Tip:
Highlight text to annotate it
X
(Singing) You live your life, on the road, then you live your life, on the go.
(Speaking) I think all my songs have, like, the feeling of Alaska in them.
And the feeling of small-town Alaska in them.
And some of my songs have kind of that... you know, I write ballads,
and they're very story driven,
so I think you pick up on a little bit of that Alaskana in there.
(Singing) Just when I think I'm tired, ready to sit still,
and I'm just burning up my tires, and these battered suitcase wheels.
(Speaking) Well I've been singing since forever, writing songs since I was 8.
And playing out professionally since I was 17.
I play guitar and sing and am part of a duet.
And my bandmate Bryan Daste plays pedal steel and banjo, and sings harmonies.
I grew up out in Sleetmute, Alaska, which is a little tiny village on the upper Kuskokwim.
Which is out on the western interior of Alaska.
It was like this amazing beautiful, just piece of the state,
that so few people ever get to see.
I'm super lucky to be able to say I come from where I come from.
It's made me who I am, and it definitely gave me some perspective
from a very early age.
You know I did live in Portland for about 5 years.
And part of that was for school, and a big part of it was the draw of it,
being a musical community.
I can't say it wasn't difficult.
Because for a while I was denying that it was even an option for me to move back.
I think for a while my heart was crying out for it. My subconscious was speaking to me.
Knowing that moving back to Alaska would be the best thing for me,
the conflicts of the career was what, I just was thinking,
"Well is this going to be possible?" You know, the logistics,
You know, Bryan still lives in Portland.
How was I going to continue this very meaningful musical relationship?
But when it comes down to it, you write songs because you're following your dreams.
You're following your heart, you're listening to yourself.
And so I was just finally at the point of like,
how true to myself can I continue to be, if I'm not even stationed in the spot,
you know, where my heart wants me to be?
So finally I just, yeah I packed up the car, and drove the 2500 miles up here.
There's a few more logistical things, but it's working.
I am so happy to be calling Alaska home again.
I'm still gone a lot, I have to do tours down in the states.
But to be back in this state, and get to tour more throughout the state,
is something that is very dear to me.
It's like you can't go around a single corner in this place without
just kind of having your breath taken away.
And I always hope I never take that for granted.
It's funny, little opportunities actually opened up by me coming up here.
There's something. You know, Portland is so oversaturated right now, with music.

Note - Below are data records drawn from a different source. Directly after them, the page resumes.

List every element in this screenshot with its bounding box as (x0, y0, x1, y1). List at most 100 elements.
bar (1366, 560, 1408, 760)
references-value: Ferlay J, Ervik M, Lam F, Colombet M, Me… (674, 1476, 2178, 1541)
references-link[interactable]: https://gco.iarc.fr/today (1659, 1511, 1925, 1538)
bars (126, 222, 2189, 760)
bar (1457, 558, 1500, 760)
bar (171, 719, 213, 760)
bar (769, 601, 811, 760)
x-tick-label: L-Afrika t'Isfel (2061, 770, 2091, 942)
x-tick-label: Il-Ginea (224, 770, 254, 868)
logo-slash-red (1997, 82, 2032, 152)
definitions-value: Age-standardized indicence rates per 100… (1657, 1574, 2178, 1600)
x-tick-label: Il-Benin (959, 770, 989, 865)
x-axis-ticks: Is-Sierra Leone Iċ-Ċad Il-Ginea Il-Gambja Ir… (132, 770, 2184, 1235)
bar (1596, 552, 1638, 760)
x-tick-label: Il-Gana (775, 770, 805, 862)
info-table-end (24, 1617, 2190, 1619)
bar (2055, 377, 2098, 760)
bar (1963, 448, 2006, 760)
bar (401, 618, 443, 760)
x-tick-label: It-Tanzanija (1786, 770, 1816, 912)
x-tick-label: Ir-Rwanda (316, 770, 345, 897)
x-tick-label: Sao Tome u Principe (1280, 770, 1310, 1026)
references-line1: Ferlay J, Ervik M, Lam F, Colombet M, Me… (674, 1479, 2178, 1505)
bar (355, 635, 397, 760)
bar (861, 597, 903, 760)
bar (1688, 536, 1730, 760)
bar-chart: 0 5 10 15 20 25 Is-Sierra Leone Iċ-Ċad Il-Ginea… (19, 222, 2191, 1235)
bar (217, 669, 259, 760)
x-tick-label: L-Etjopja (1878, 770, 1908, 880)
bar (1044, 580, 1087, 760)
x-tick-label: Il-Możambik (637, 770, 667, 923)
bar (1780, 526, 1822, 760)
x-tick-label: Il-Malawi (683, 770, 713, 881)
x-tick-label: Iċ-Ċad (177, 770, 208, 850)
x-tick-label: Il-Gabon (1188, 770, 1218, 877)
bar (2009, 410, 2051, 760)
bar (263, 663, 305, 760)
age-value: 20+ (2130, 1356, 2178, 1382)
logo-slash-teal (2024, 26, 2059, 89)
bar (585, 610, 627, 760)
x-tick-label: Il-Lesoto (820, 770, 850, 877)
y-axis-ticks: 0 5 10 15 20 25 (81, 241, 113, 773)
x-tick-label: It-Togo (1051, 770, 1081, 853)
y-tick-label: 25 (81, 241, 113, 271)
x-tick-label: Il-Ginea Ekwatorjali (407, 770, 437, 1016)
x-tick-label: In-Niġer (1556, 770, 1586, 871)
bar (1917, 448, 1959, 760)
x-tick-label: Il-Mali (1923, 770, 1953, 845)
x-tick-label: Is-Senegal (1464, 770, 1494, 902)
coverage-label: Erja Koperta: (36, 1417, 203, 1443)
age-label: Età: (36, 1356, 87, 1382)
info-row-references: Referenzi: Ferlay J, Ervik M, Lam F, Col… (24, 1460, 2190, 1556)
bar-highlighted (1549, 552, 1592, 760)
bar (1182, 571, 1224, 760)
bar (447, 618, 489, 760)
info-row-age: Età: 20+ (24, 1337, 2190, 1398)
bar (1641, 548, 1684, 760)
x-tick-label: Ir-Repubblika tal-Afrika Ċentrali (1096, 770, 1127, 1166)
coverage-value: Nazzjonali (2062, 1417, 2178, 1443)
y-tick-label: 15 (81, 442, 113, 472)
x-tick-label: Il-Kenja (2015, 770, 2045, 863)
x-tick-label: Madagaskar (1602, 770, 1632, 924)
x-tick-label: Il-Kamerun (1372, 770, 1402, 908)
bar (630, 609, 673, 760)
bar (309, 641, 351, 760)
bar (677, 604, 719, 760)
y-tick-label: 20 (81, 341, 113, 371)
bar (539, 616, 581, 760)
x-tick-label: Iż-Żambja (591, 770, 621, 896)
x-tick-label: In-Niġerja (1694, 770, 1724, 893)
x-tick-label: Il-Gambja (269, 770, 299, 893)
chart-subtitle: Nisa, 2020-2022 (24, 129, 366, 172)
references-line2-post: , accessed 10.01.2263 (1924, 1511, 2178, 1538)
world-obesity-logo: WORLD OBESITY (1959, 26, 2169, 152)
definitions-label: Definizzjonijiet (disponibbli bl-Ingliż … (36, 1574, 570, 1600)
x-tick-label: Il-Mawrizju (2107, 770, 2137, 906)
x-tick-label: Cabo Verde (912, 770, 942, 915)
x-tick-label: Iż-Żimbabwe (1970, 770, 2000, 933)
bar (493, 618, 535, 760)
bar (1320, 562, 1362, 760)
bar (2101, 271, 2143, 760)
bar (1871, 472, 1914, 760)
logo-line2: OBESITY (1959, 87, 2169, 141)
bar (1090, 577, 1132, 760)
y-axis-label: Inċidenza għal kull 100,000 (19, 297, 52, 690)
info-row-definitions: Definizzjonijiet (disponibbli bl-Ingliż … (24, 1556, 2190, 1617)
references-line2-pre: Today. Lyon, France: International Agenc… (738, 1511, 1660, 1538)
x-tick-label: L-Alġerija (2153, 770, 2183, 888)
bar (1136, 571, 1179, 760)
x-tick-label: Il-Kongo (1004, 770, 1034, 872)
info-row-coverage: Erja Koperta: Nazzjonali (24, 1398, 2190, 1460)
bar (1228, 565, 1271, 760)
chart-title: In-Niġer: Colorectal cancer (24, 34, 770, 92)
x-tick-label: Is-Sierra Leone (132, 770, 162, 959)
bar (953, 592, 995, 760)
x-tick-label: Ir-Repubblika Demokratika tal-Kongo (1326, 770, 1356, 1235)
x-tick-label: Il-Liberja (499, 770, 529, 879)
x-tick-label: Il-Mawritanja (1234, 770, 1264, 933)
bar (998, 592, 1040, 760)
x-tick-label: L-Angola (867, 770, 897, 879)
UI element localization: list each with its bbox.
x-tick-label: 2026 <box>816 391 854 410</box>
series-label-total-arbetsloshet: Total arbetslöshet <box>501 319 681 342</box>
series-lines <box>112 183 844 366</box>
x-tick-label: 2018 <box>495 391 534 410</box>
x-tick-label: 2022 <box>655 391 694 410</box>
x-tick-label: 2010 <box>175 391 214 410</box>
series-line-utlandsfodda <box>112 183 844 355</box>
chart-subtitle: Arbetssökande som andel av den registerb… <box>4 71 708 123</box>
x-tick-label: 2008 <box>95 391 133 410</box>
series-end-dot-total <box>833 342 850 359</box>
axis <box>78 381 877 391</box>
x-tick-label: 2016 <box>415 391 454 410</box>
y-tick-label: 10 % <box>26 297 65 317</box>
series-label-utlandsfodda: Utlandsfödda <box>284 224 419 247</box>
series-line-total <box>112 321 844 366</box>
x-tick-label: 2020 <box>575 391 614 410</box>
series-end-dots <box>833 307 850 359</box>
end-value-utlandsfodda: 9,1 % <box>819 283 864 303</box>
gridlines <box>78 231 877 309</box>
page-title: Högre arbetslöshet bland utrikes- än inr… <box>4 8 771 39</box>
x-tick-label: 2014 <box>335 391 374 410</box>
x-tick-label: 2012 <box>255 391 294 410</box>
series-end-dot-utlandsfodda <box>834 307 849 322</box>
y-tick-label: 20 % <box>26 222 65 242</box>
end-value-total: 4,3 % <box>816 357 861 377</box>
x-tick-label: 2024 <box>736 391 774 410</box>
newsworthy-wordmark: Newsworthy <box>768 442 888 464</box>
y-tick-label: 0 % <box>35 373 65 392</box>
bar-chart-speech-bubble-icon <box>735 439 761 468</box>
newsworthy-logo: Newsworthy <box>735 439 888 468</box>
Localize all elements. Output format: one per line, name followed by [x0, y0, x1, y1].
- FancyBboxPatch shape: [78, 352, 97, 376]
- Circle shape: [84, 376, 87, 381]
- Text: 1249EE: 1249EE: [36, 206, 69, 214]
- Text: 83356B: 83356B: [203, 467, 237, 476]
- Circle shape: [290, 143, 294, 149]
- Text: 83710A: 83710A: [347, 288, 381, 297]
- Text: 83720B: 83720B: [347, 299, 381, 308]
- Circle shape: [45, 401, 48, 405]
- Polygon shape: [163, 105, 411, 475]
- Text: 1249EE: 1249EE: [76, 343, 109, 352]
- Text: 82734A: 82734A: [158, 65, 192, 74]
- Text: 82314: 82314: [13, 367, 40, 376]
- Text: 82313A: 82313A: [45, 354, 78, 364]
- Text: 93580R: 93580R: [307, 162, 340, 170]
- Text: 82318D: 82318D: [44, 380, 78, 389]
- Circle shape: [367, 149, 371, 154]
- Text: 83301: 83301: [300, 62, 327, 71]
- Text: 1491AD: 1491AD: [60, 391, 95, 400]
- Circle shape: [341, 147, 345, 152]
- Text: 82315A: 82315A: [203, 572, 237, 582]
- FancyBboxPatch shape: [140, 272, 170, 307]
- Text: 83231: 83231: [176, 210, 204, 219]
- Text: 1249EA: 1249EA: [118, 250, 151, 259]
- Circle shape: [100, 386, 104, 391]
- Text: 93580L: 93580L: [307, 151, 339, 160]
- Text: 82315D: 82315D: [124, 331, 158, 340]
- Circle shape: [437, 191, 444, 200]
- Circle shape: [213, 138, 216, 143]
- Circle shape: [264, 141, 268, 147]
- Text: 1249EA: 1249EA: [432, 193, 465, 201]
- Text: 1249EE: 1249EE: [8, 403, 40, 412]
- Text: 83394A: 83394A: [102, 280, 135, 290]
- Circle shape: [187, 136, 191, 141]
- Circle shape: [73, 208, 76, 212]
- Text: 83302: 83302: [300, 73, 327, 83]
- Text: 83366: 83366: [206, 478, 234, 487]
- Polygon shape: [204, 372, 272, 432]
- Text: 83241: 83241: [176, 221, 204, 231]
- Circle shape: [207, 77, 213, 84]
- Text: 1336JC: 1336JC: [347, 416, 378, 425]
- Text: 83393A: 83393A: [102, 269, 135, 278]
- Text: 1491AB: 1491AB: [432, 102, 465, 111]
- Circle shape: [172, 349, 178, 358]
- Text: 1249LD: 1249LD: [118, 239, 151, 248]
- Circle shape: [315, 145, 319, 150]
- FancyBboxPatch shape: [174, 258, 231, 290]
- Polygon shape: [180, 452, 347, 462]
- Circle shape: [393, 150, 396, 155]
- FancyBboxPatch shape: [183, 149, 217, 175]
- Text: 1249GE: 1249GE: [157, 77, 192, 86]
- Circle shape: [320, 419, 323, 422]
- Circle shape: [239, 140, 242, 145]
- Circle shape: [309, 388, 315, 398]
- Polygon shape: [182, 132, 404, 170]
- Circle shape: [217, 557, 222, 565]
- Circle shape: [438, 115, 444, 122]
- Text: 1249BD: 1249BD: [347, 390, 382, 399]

And you can sit there and be like, make your whole goal to stand out in Portland.
And finally I realized, that wasn't what I wanted to do at all.
There are plenty of opportunities here in Alaska for what I'm wanting to do,
which is just slowly build, surely show people that we've got songs to share.
There's not too many moments when I go, "Oh God, if only I was in Portland."
Honestly, I'm a foodie, so the only time I'm really saying that is
when I wish I could go to some of my old favorite restaurants down there.
(Singing) The rivers, they are flowing....
And I bet you wouldn't stop me if I left. Maybe I'm afraid that you will.
I love Alaska. I mean, I'm just Alaskan through and through.
I think a lot of people, the story attached to me is the fact that I grew up in Sleetmute.
Which for me, personally, that is kind of my big thing.
I grew up in a 100-person native village, in the middle of nowhere.
There's just all this history, and there's gold mining history in my family.
And soapstone mining history in my family.
It's just, I don't know, I don't think I can escape that.
I don't know if I will call Alaska homebase forever, but right now it makes sense.
It just reminds me to aspire to feel alive,
and get out into the woods as often as possible.
(Singing) Alaska dear, I'm coming home, a few weeks at a time.
Hatcher's Pass is where I'll roam above the timberline.
Pretending to be my grandfather, you know I am a miner's daughter.